Though a physical contrast to Bobby Reynolds, they spoke the same language. Oprah used the term AIDS victim. She asked, “Do you feel like a victim?” “I don’t like the word victim,” said Amy. Bobby nodded. “A lot of times when people use that word they treat me like an innocent victim. We are all battling the same thing,” she said. “We are all innocent.”
Call-in talk shows do not bring to the fore the nation’s most enlightened group of people. Oprah was no exception. One caller stated, “I’m just upset about everything that’s happened. I’m pretty open-minded, but I think something should be done about the gays. They are not coming up with anything quick enough. They prosecute drunk drivers. They are going to need to prosecute gays for spreading AIDS. I’m afraid to leave my home.” This woman represented everything that was typical in the face of the epidemic. She was afraid and she was reacting out of fear. She blamed gays, yet Amy, with so much at risk, did not. The scariest thing in this statement, however, was that the woman considered herself “open-minded.” Then she asked something that was often asked by frightened people: “Why don’t we have quarantines?”
“Because, we’re not gonna do it. I’m not gonna let someone quarantine me,” shouted Amy. Amy was a great AIDS activist. She could say everything clearly and plainly in language everyone could understand.
One day at work as I was walking to my office, Kevin stopped me. “Darling, could you come into my office for a moment?” he asked. We went in and he sat at his desk. “Forgive me for this,” he said. “I’m sure people do this sort of thing to you all the time, but I figure since you live with Joe, you could tell me about this.” He shut the door to his office and began to unbutton his shirt. I still did not know what the hell was going on. Once undone all the way, he pulled open his shirt to reveal his right pectoral.
“Is this KS?” he asked. We had all been through this so many times. Gay doctors were busy answering this question about bruises and scrapes and dermatological abnormalities. The response usually was “No. That isn’t KS. You are being ridiculous -- it’s a bruise, silly.”

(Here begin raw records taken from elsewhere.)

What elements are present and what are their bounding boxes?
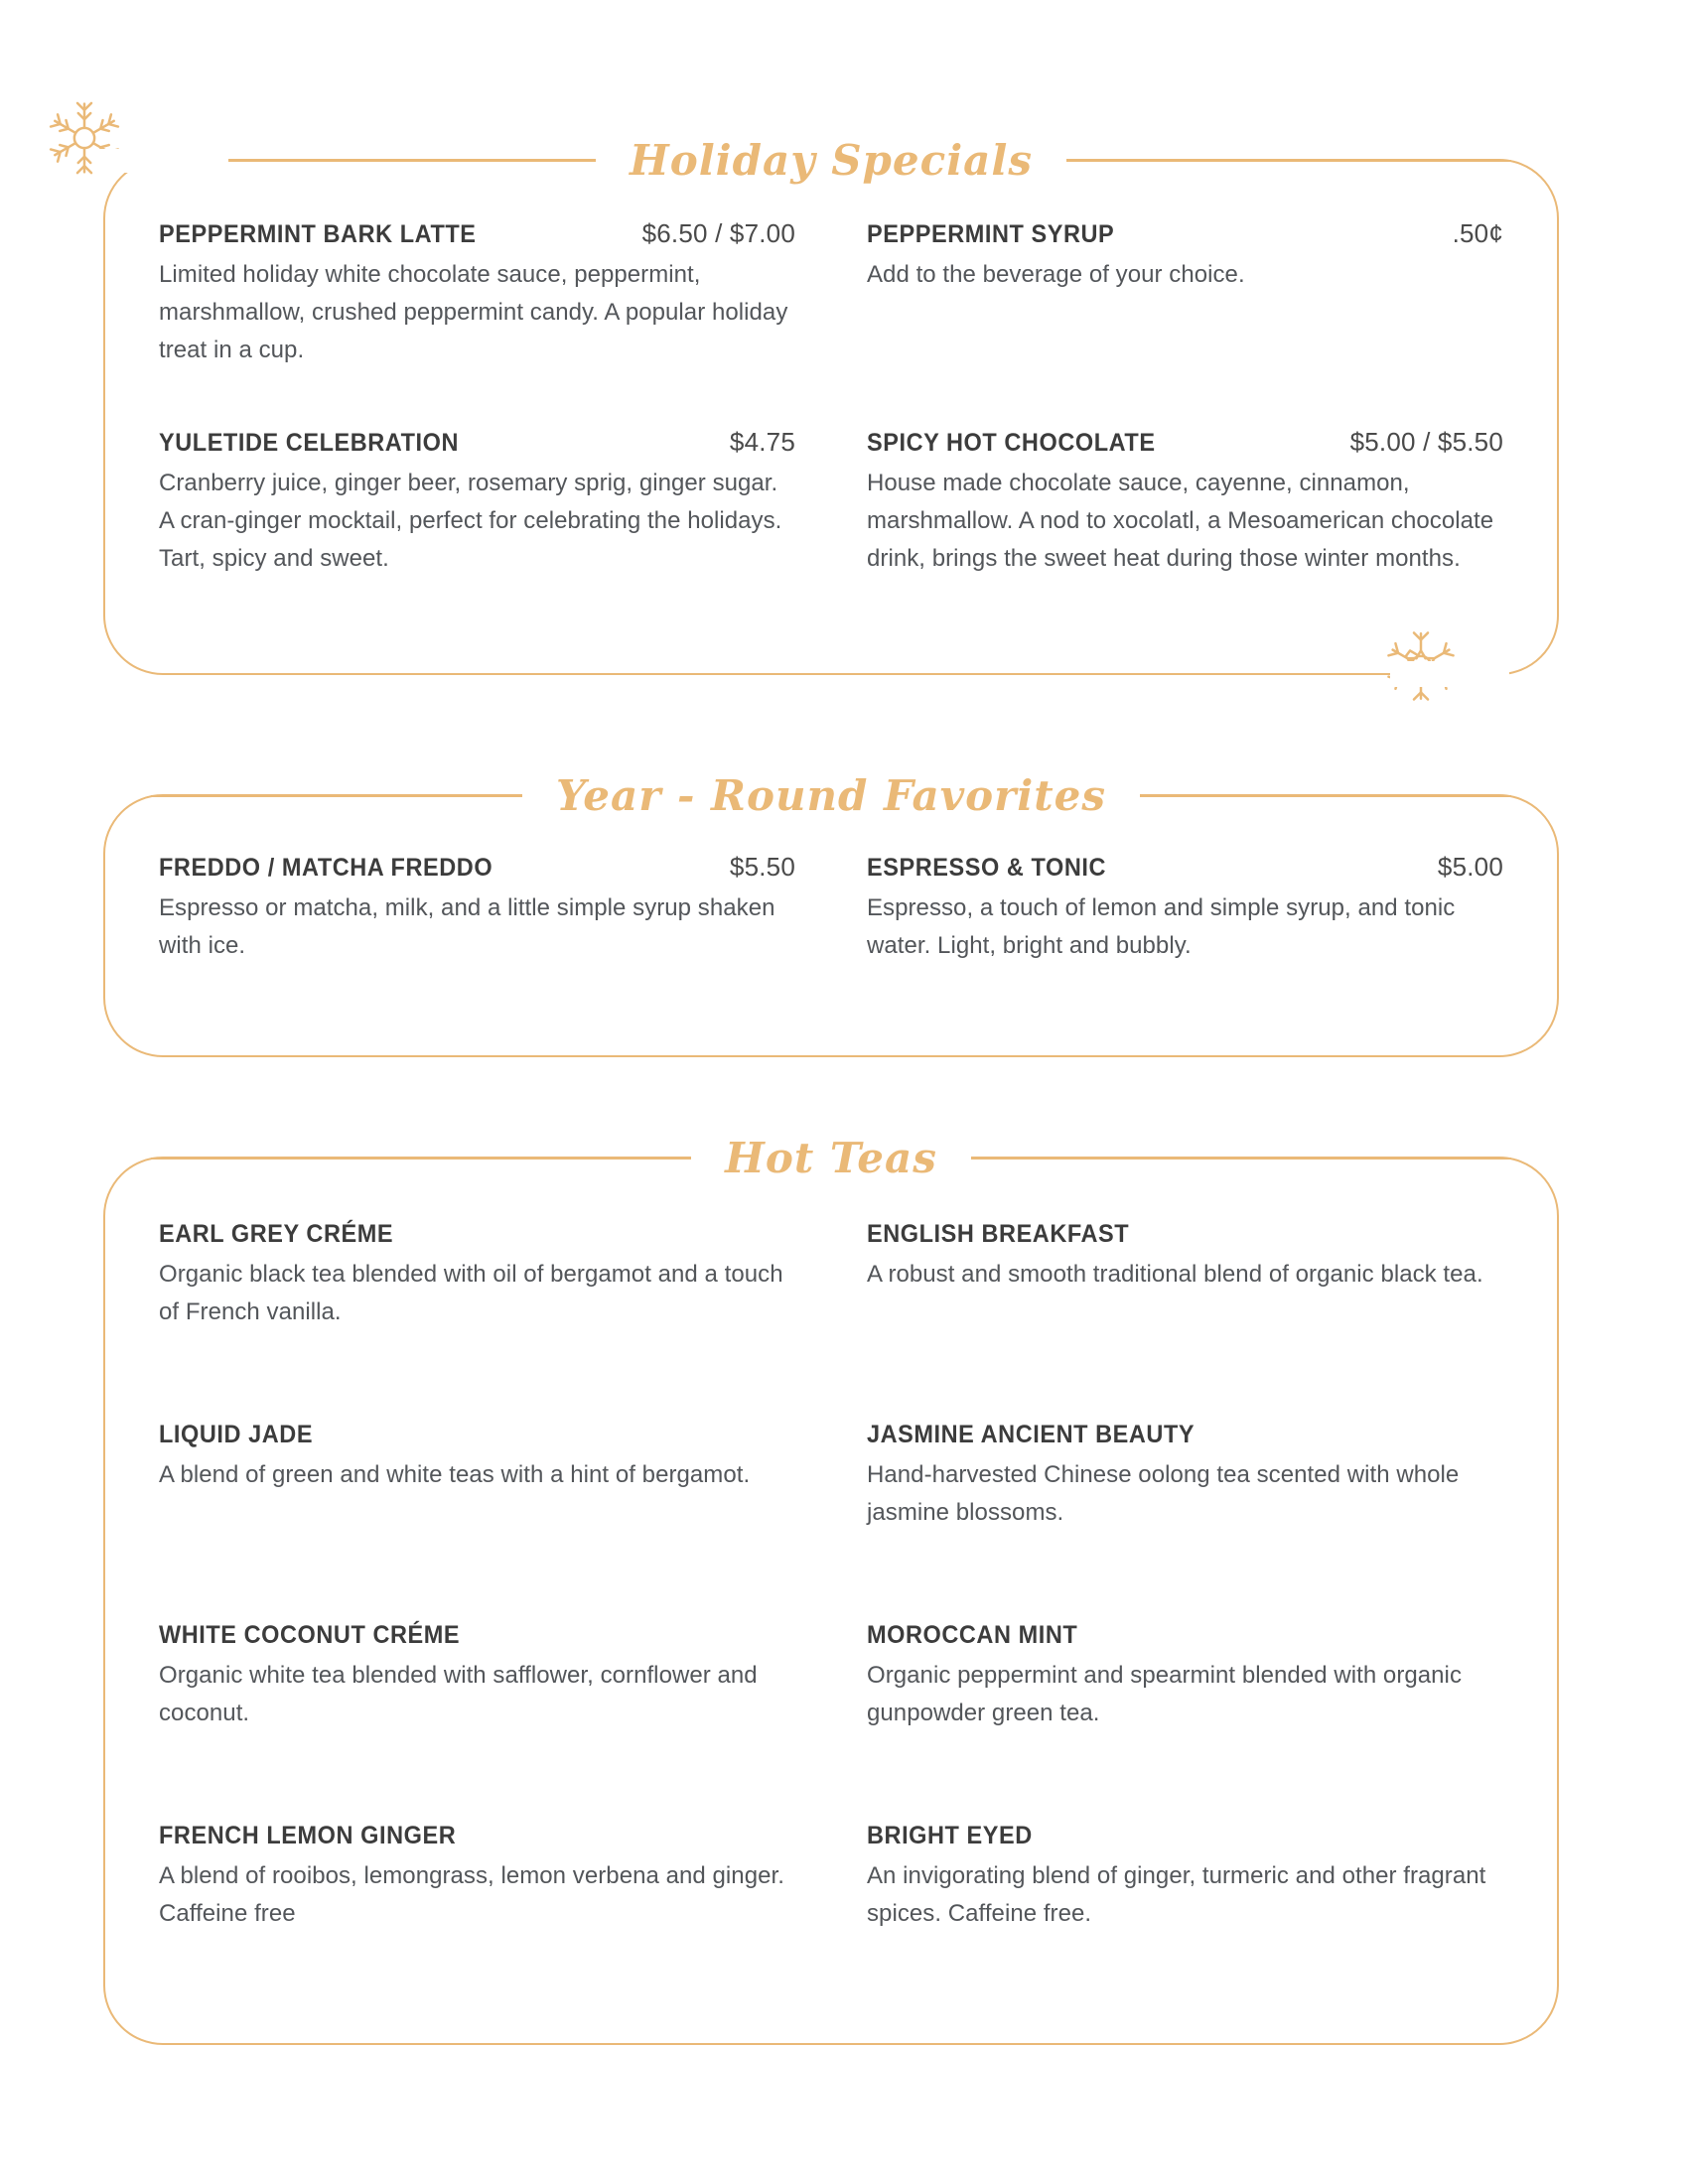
menu-item-price: $5.50 — [729, 852, 795, 882]
menu-item — [867, 1621, 1503, 1756]
menu-item-description: A blend of green and white teas with a hint of bergamot. — [159, 1461, 751, 1488]
menu-item-price: $4.75 — [729, 427, 795, 457]
menu-item-header — [159, 218, 795, 249]
menu-item-name: JASMINE ANCIENT BEAUTY — [867, 1421, 1196, 1448]
menu-item-description: Add to the beverage of your choice. — [867, 261, 1245, 288]
menu-items-grid — [105, 161, 1557, 602]
menu-item-name: WHITE COCONUT CRÉME — [159, 1621, 461, 1649]
border-gap-mask — [99, 149, 228, 173]
menu-item-header — [867, 218, 1503, 249]
menu-item — [159, 1220, 795, 1355]
menu-item — [867, 1822, 1503, 1957]
menu-item-description: Espresso, a touch of lemon and simple syrup, and tonic water. Light, bright and bubbly. — [867, 894, 1456, 959]
section-title: Year - Round Favorites — [522, 768, 1140, 824]
menu-item-description: Hand-harvested Chinese oolong tea scented with whole jasmine blossoms. — [867, 1461, 1460, 1526]
menu-item-header — [867, 1421, 1503, 1449]
menu-item — [159, 1621, 795, 1756]
section-hot-teas — [103, 1134, 1559, 2045]
menu-item-description: An invigorating blend of ginger, turmeric and other fragrant spices. Caffeine free. — [867, 1862, 1486, 1927]
menu-item — [159, 1421, 795, 1556]
menu-items-grid — [105, 1159, 1557, 1957]
menu-item-header — [867, 852, 1503, 883]
menu-item-name: LIQUID JADE — [159, 1421, 314, 1448]
menu-item-header — [159, 1220, 795, 1249]
menu-item-name: MOROCCAN MINT — [867, 1621, 1078, 1649]
menu-item-name: PEPPERMINT BARK LATTE — [159, 220, 477, 248]
menu-item — [867, 1220, 1503, 1355]
menu-item-description: Cranberry juice, ginger beer, rosemary sprig, ginger sugar. A cran-ginger mocktail, perfect for celebrating the holidays. Tart, spicy and sweet. — [159, 470, 782, 572]
menu-item-name: EARL GREY CRÉME — [159, 1220, 394, 1248]
menu-item-description: A blend of rooibos, lemongrass, lemon verbena and ginger. Caffeine free — [159, 1862, 784, 1927]
section-title: Hot Teas — [691, 1131, 971, 1186]
menu-item-header — [159, 852, 795, 883]
menu-item — [159, 218, 795, 393]
menu-item — [159, 427, 795, 602]
menu-item-header — [867, 1621, 1503, 1650]
menu-item-price: .50¢ — [1452, 218, 1503, 248]
menu-item-description: Organic white tea blended with safflower, cornflower and coconut. — [159, 1662, 758, 1726]
menu-item-price: $5.00 — [1437, 852, 1503, 882]
menu-item-name: BRIGHT EYED — [867, 1822, 1033, 1849]
menu-item-price: $5.00 / $5.50 — [1349, 427, 1503, 457]
menu-item — [867, 218, 1503, 393]
menu-item-header — [159, 1822, 795, 1850]
menu-item-name: YULETIDE CELEBRATION — [159, 429, 459, 457]
menu-item-header — [867, 427, 1503, 458]
menu-item — [867, 852, 1503, 989]
menu-items-grid — [105, 796, 1557, 989]
section-holiday-specials — [103, 136, 1559, 675]
menu-item — [867, 1421, 1503, 1556]
menu-item-name: PEPPERMINT SYRUP — [867, 220, 1115, 248]
menu-item — [867, 427, 1503, 602]
section-title: Holiday Specials — [596, 133, 1066, 189]
menu-item-name: ENGLISH BREAKFAST — [867, 1220, 1130, 1248]
menu-item-name: SPICY HOT CHOCOLATE — [867, 429, 1156, 457]
border-gap-mask — [1390, 661, 1509, 687]
menu-item-description: House made chocolate sauce, cayenne, cinnamon, marshmallow. A nod to xocolatl, a Mesoamerican chocolate drink, brings the sweet heat during those winter months. — [867, 470, 1494, 572]
menu-item-description: Espresso or matcha, milk, and a little simple syrup shaken with ice. — [159, 894, 775, 959]
menu-item-header — [867, 1220, 1503, 1249]
section-year-round-favorites — [103, 771, 1559, 1057]
menu-item-header — [159, 1621, 795, 1650]
menu-item-description: Organic peppermint and spearmint blended with organic gunpowder green tea. — [867, 1662, 1462, 1726]
menu-item-description: Limited holiday white chocolate sauce, peppermint, marshmallow, crushed peppermint candy. A popular holiday treat in a cup. — [159, 261, 788, 363]
menu-item-description: A robust and smooth traditional blend of organic black tea. — [867, 1261, 1483, 1288]
menu-item — [159, 852, 795, 989]
menu-item-name: ESPRESSO & TONIC — [867, 854, 1107, 882]
menu-item-name: FRENCH LEMON GINGER — [159, 1822, 457, 1849]
menu-item-name: FREDDO / MATCHA FREDDO — [159, 854, 493, 882]
menu-item-price: $6.50 / $7.00 — [641, 218, 795, 248]
menu-item-header — [159, 427, 795, 458]
menu-item — [159, 1822, 795, 1957]
menu-item-description: Organic black tea blended with oil of bergamot and a touch of French vanilla. — [159, 1261, 783, 1325]
menu-item-header — [159, 1421, 795, 1449]
menu-item-header — [867, 1822, 1503, 1850]
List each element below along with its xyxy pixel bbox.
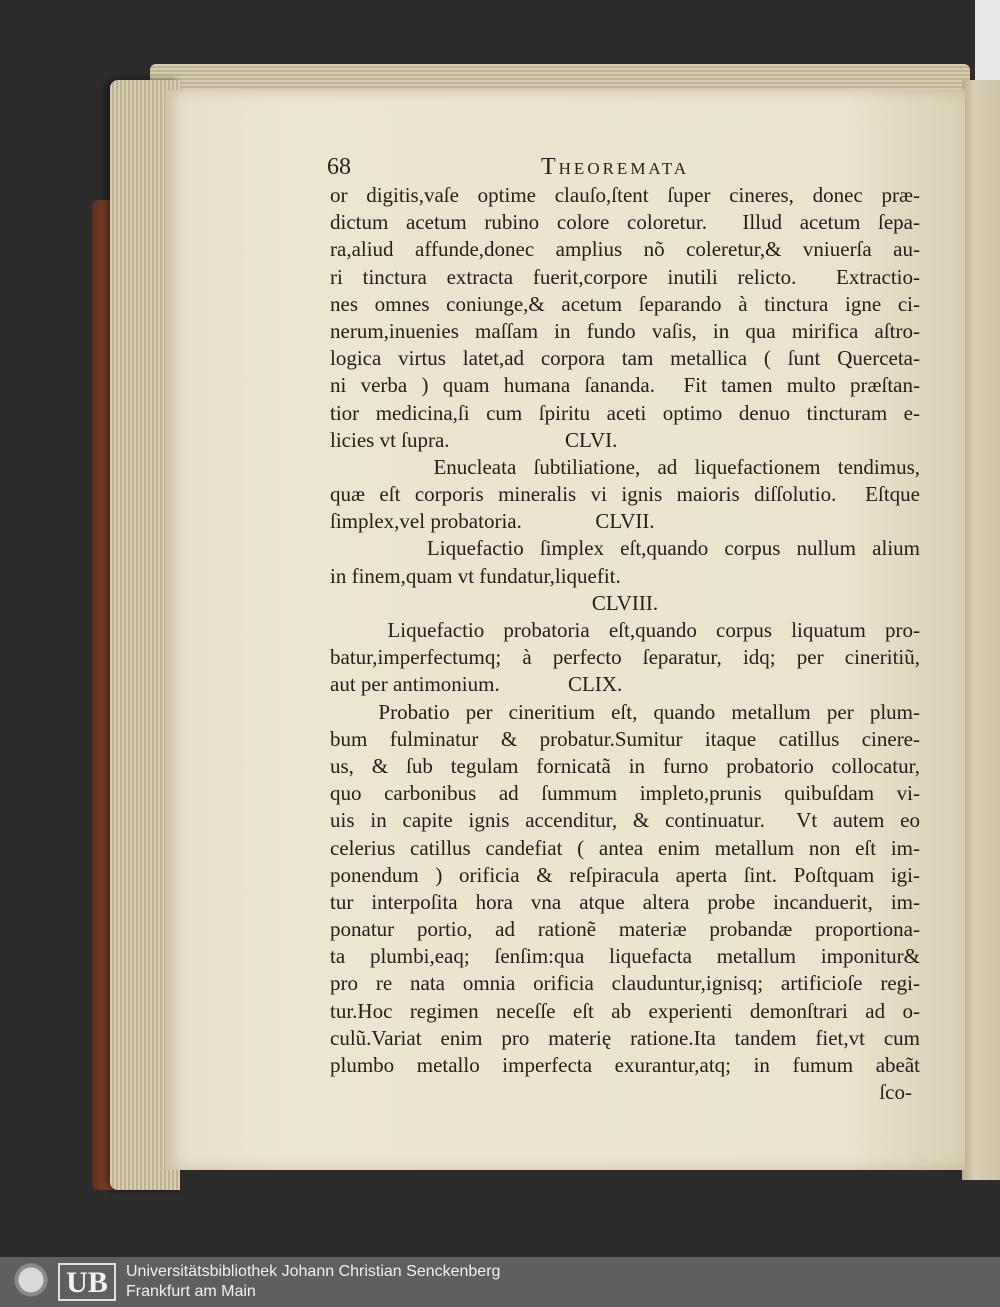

But I looked at Kevin’s lesion and knew immediately that it was KS. There was no question at all in my mind. Kevin was right: In living with Joe, I was able to spot KS in a New York second. There were times on the subway when I would examine marks on my fellow passengers, now and then finding a KS lesion on the back of someone’s neck, and wonder if they knew about it yet.
What could I say to Kevin? As sure as I was, I wasn’t about to go out on a limb and tell him he had it. “Well,” I said, “you know, Kevin, you would be real justified in calling your doctor and asking him to biopsy that for you.”
“So you think it is?”
“I think it’s worth finding out.”
His soft brown eyes looked at my face for an answer. I was determined to give him none. Kevin found out he did have KS. He asked me to do his will and he died not long afterward. My friend Rick Croll took his place as volunteer coordinator. Sadly, that was often the way promotions took place at GMHC.